Texto da Semana

Luis Carlos de Morais Junior e Eliane Colchete mostram poemas e textos ficcionais, ensaísticos ou de comentário sobre a sociedade e o mundo atual, e de todos os tempos. Aqui podemos ver trechos de livros já publicados ou inéditos, bem como obras em progresso, que eles estão escrevendo.

NELSON, AMADO, E O POVO MAIS QUE AMADO DO BRASIL

O nosso país se formou como o lugar de encontro de culturas e etnias, vários povos vieram se encontrar nos trópicos, e se fundiram, às vezes a duras penas, às vezes com encanto e carinho; mas, o certo é que se fundiram, e hoje a nossa nação e a nossa gente são o resultado dessa amálgama de lutas e amor.

Devemos nos orgulhar de nossas raízes, como prega Ariano Suassuna, nossos lados índio, negro e português são igualmente lindos e inteligentes, e parte importante do mecanismo de inferiorização de nossa pátria pelo neocolonialismo e pela globalização consumista se faz através da autodepreciação e do autopreconceito, o qual, indevidamente, obriga muitos brasileiros a considerarem menores suas fontes ancestrais.

Foi uma luta durante toda a era contemporânea para acabar com esses preconceitos, e a própria visão autodepreciativa dos povos mestiços, como nós.
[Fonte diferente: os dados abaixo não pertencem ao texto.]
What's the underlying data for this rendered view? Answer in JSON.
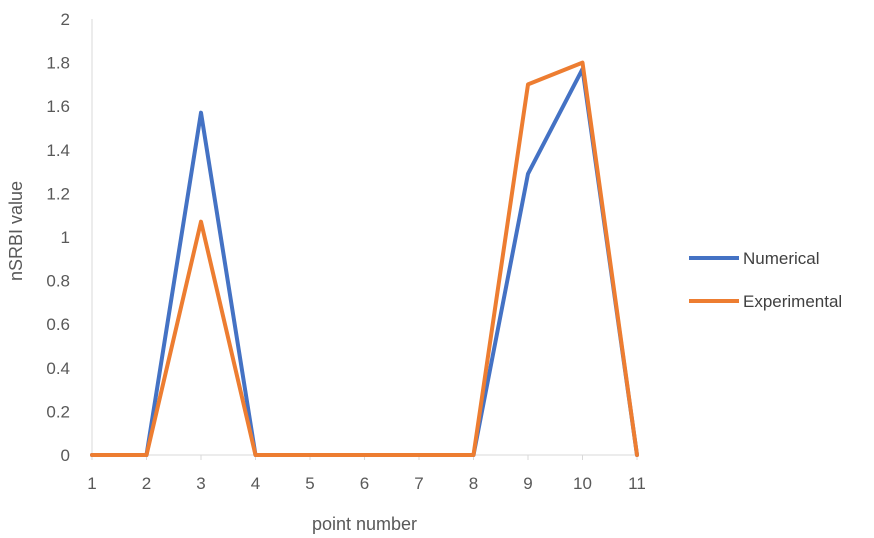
{
  "chart_data": {
    "type": "line",
    "title": "",
    "xlabel": "point number",
    "ylabel": "nSRBI value",
    "x": [
      "1",
      "2",
      "3",
      "4",
      "5",
      "6",
      "7",
      "8",
      "9",
      "10",
      "11"
    ],
    "ylim": [
      0,
      2
    ],
    "yticks": [
      "0",
      "0.2",
      "0.4",
      "0.6",
      "0.8",
      "1",
      "1.2",
      "1.4",
      "1.6",
      "1.8",
      "2"
    ],
    "grid": false,
    "legend": "right",
    "series": [
      {
        "name": "Numerical",
        "color": "#4472C4",
        "values": [
          0,
          0,
          1.57,
          0,
          0,
          0,
          0,
          0,
          1.29,
          1.77,
          0
        ]
      },
      {
        "name": "Experimental",
        "color": "#ED7D31",
        "values": [
          0,
          0,
          1.07,
          0,
          0,
          0,
          0,
          0,
          1.7,
          1.8,
          0
        ]
      }
    ]
  }
}
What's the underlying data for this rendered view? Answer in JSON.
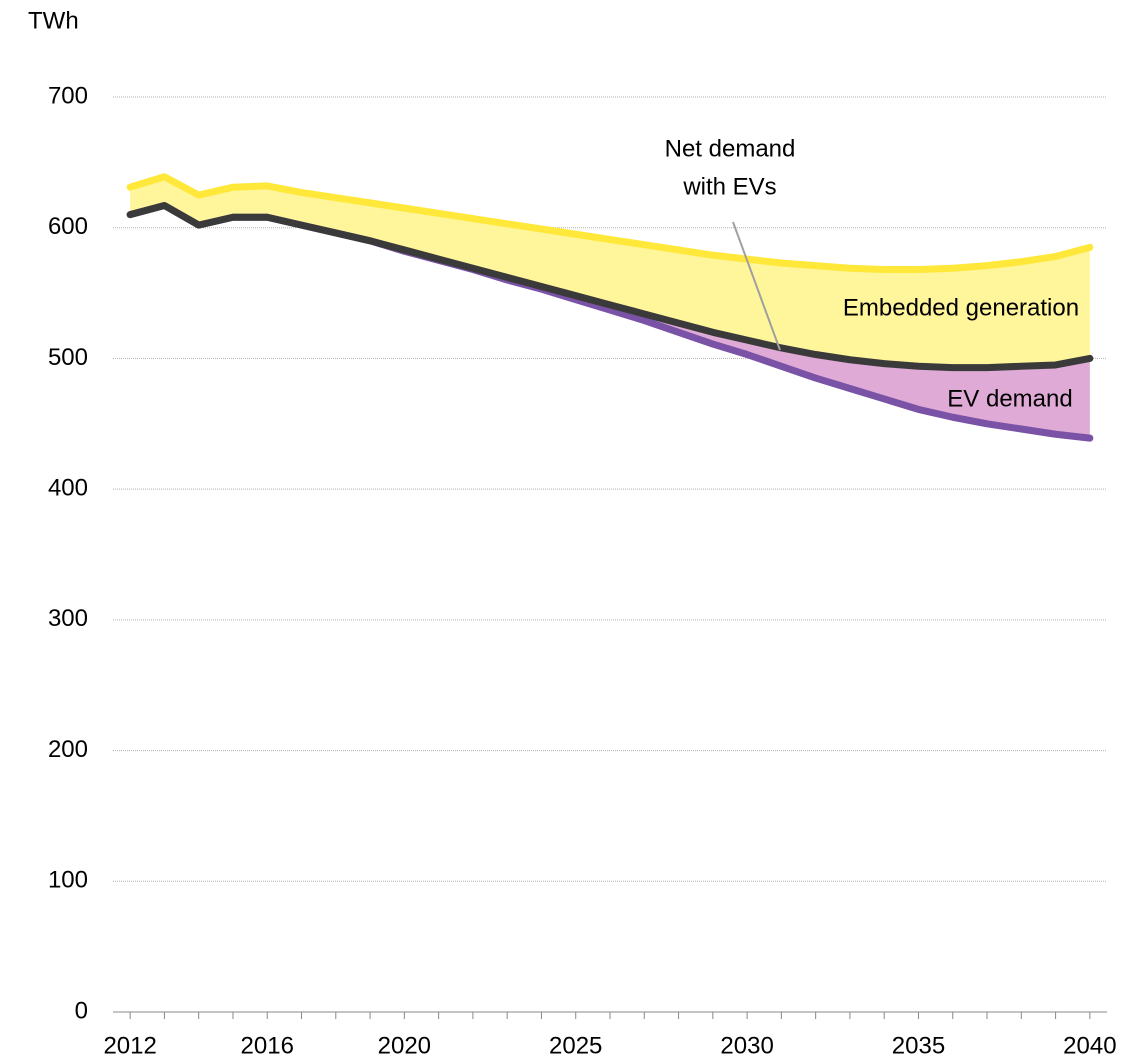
{
  "chart_data": {
    "type": "area",
    "y_axis_label": "TWh",
    "x": [
      2012,
      2013,
      2014,
      2015,
      2016,
      2017,
      2018,
      2019,
      2020,
      2021,
      2022,
      2023,
      2024,
      2025,
      2026,
      2027,
      2028,
      2029,
      2030,
      2031,
      2032,
      2033,
      2034,
      2035,
      2036,
      2037,
      2038,
      2039,
      2040
    ],
    "series": [
      {
        "color": "#ffe83a",
        "fill": "#fff59a",
        "values": [
          631,
          639,
          625,
          631,
          632,
          627,
          623,
          619,
          615,
          611,
          607,
          603,
          599,
          595,
          591,
          587,
          583,
          579,
          576,
          573,
          571,
          569,
          568,
          568,
          569,
          571,
          574,
          578,
          585
        ]
      },
      {
        "color": "#3a3a3a",
        "fill": "#dfaad5",
        "values": [
          610,
          617,
          602,
          608,
          608,
          602,
          596,
          590,
          583,
          576,
          569,
          562,
          555,
          548,
          541,
          534,
          527,
          520,
          514,
          508,
          503,
          499,
          496,
          494,
          493,
          493,
          494,
          495,
          500
        ]
      },
      {
        "color": "#7a52a6",
        "values": [
          610,
          617,
          602,
          608,
          608,
          602,
          596,
          590,
          582,
          575,
          568,
          560,
          553,
          545,
          537,
          529,
          520,
          511,
          503,
          494,
          485,
          477,
          469,
          461,
          455,
          450,
          446,
          442,
          439
        ]
      }
    ],
    "annotations": [
      {
        "text": "Net demand"
      },
      {
        "text": "with EVs"
      },
      {
        "text": "Embedded generation"
      },
      {
        "text": "EV demand"
      }
    ],
    "xlim": [
      2011.5,
      2040.5
    ],
    "xticks": [
      2012,
      2016,
      2020,
      2025,
      2030,
      2035,
      2040
    ],
    "ylim": [
      0,
      700
    ],
    "yticks": [
      0,
      100,
      200,
      300,
      400,
      500,
      600,
      700
    ],
    "grid": true
  }
}
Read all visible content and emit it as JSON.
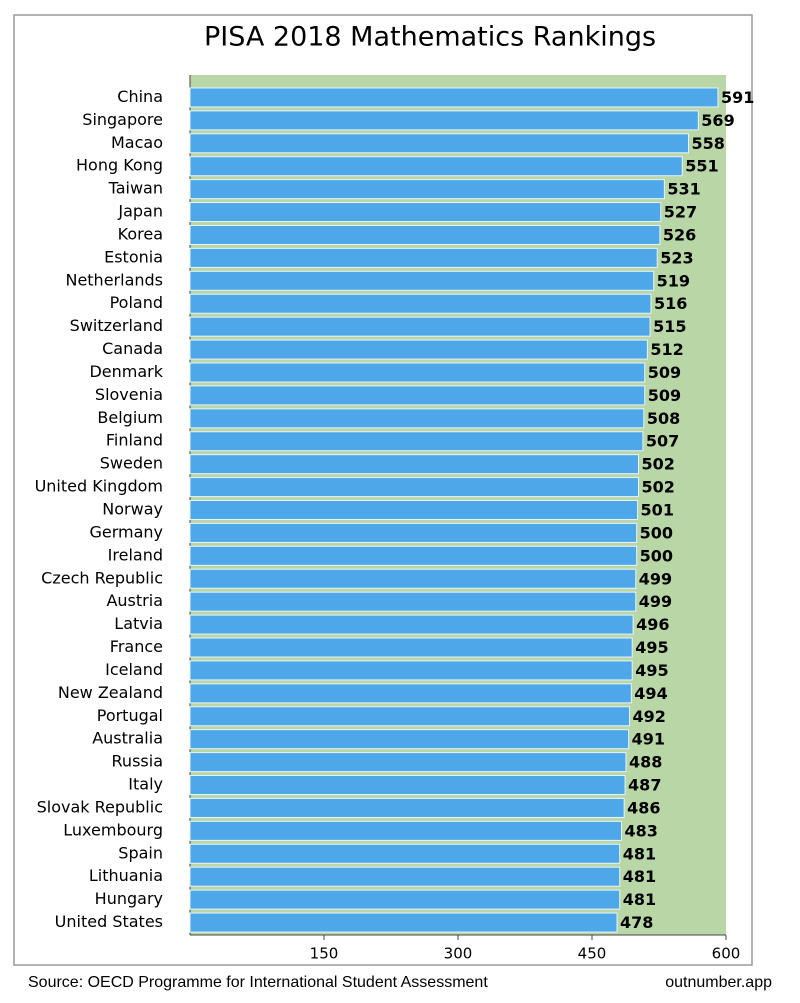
{
  "chart_data": {
    "type": "bar",
    "orientation": "horizontal",
    "title": "PISA 2018 Mathematics Rankings",
    "categories": [
      "China",
      "Singapore",
      "Macao",
      "Hong Kong",
      "Taiwan",
      "Japan",
      "Korea",
      "Estonia",
      "Netherlands",
      "Poland",
      "Switzerland",
      "Canada",
      "Denmark",
      "Slovenia",
      "Belgium",
      "Finland",
      "Sweden",
      "United Kingdom",
      "Norway",
      "Germany",
      "Ireland",
      "Czech Republic",
      "Austria",
      "Latvia",
      "France",
      "Iceland",
      "New Zealand",
      "Portugal",
      "Australia",
      "Russia",
      "Italy",
      "Slovak Republic",
      "Luxembourg",
      "Spain",
      "Lithuania",
      "Hungary",
      "United States"
    ],
    "values": [
      591,
      569,
      558,
      551,
      531,
      527,
      526,
      523,
      519,
      516,
      515,
      512,
      509,
      509,
      508,
      507,
      502,
      502,
      501,
      500,
      500,
      499,
      499,
      496,
      495,
      495,
      494,
      492,
      491,
      488,
      487,
      486,
      483,
      481,
      481,
      481,
      478
    ],
    "color": "#4ea7e8",
    "background": "#b9d6a6",
    "xlim": [
      0,
      600
    ],
    "xticks": [
      150,
      300,
      450,
      600
    ],
    "source": "Source: OECD Programme for International Student Assessment",
    "credit": "outnumber.app"
  }
}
Nessa luta, parte substancial foi feita por escritores e poetas, os quais, entre outros pensadores, como cientistas sociais, historiadores e filósofos, fizeram, principalmente ao longo do século XX, um lento, ciclópico e corajoso trabalho duplo: de um lado, destruir a visão preconceituosa, que tenta alijar algum ser humano como sendo inferior, apenas pelo tom da sua pele e pelas suas características culturais; de outro lado, construir a nossa identidade brasileira, que só será grande e verdadeira quando conseguir entender a grandeza de seus progenitores, a valorizar a todos, por igual: negros, portugueses e índios.

No campo da literatura, mesmo nesse campo, tão combativo e arrojado, o romantismo foi tímido por demais, assim como quase não foram além o realismo, o naturalismo, e até a primeira geração modernista. Engulo sempre com dificuldade que o protagonista do famoso romance-rapsódia de Mário de Andrade, Macunaíma, que nasceu índio e negro, tenha que virar “príncipe louro de olhos azuis” para ser atraente para a cunhada, ou para poder ser o “nosso herói”, e ficar o livro todo livre para explorar, usar e diminuir seus irmãos, o índio e o negro.

É com a chegada de novos modernistas, a partir da segunda geração, que vemos a luta ficar mais clara, e o lado ser escolhido com mais decisão, o nosso lado, o lado mestiço.

Os romances de Jorge Amado, considerando o todo de sua obra, são comoventes pela mestria e dedicação com que vão criando seus heróis, marcados pela coragem, a beleza, a força, a nobreza, a grandeza e a sedução, sendo, quase todos eles, negros e mulatos, mulatas e negras.

De outro lado, a metralhadora giratória de Nelson Rodrigues, com seu teatro que tem mais de revolucionário social do que de psicanalítico, seu humor negro (e aqui devemos sublinhar o perigo dos lugares comuns, tantas vezes politicamente incorretos) e o seu eterno prazer de colocar o dedo na ferida, expondo todo o racismo da sociedade de seu tempo, e a incorporação dele pelo seu próprio objeto, como nessa obra prima, a peça intitulada “O Anjo Negro”.

Esses dois autores são fundamentais para a construção da ideia de nação livre e mestiça que o Brasil é, e que precisa responder à atual demanda para que discutamos e pensemos cada vez mais sobre a educação voltada para as relações étnico-raciais, em nossa sociedade.